Eur J Neurol. 2006 May;13(5):544-8. doi: 10.1111/j.1468-1331.2006.01286.x.
We report a series of four cases presented with transient ischemic attacks (TIA) or ischemic stroke as the predominant manifestation of neurobrucellosis (NB). Three of the patients were 20-28 years of age, and one patient was 53 years old. They all used to consume unpasteurized milk or its products. Two patients had systemic brucellosis in the past and received antibiotic treatment. Other causes of TIA including cardiac embolism, hypercoagulability, vascular malformations, systemic vasculitis, and infective endocarditis were excluded. NB was diagnosed with serological tests or cultures for Brucella in the cerebrospinal fluid. None of the patients had any further TIA after the initiation of specific treatment. NB should always be sought in young patients with TIA or ischemic stroke, especially if they have no risk factors for stroke and live in an endemic area for brucellosis, even if they do not have other systemic signs of brucellosis.

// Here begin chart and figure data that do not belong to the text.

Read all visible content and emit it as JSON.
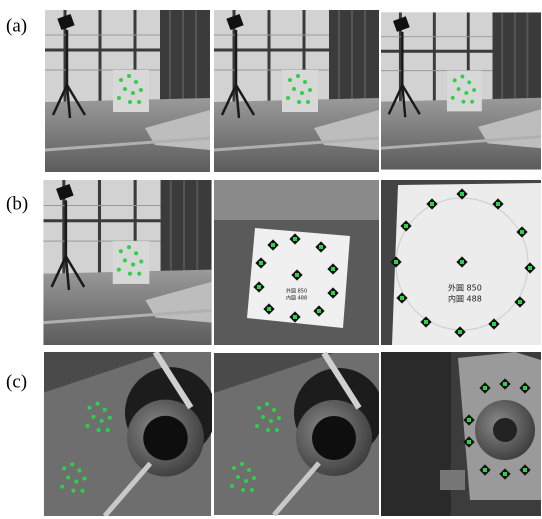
{
  "rows": [
    {
      "label": "(a)"
    },
    {
      "label": "(b)",
      "board_texts": [
        [
          "外圆 850",
          "内圆 488"
        ],
        [
          "外圆 850",
          "内圆 488"
        ]
      ]
    },
    {
      "label": "(c)"
    }
  ]
}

我们报告了一系列4例以短暂性脑缺血发作(TIA)或缺血性中风为神经型布鲁氏菌病(NB)主要表现的病例。其中3例患者年龄在20 - 28岁之间,1例患者为53岁。他们都曾食用过未经巴氏消毒的牛奶或其制品。2例患者过去曾患全身性布鲁氏菌病并接受过抗生素治疗。排除了TIA的其他病因,包括心脏栓塞、高凝状态、血管畸形、系统性血管炎和感染性心内膜炎。通过血清学检测或脑脊液中布鲁氏菌培养确诊为NB。开始特异性治疗后,所有患者均未再发生TIA。对于患有TIA或缺血性中风的年轻患者,尤其是那些没有中风危险因素且生活在布鲁氏菌病流行地区的患者,即使没有其他全身性布鲁氏菌病体征,也应始终考虑NB的可能。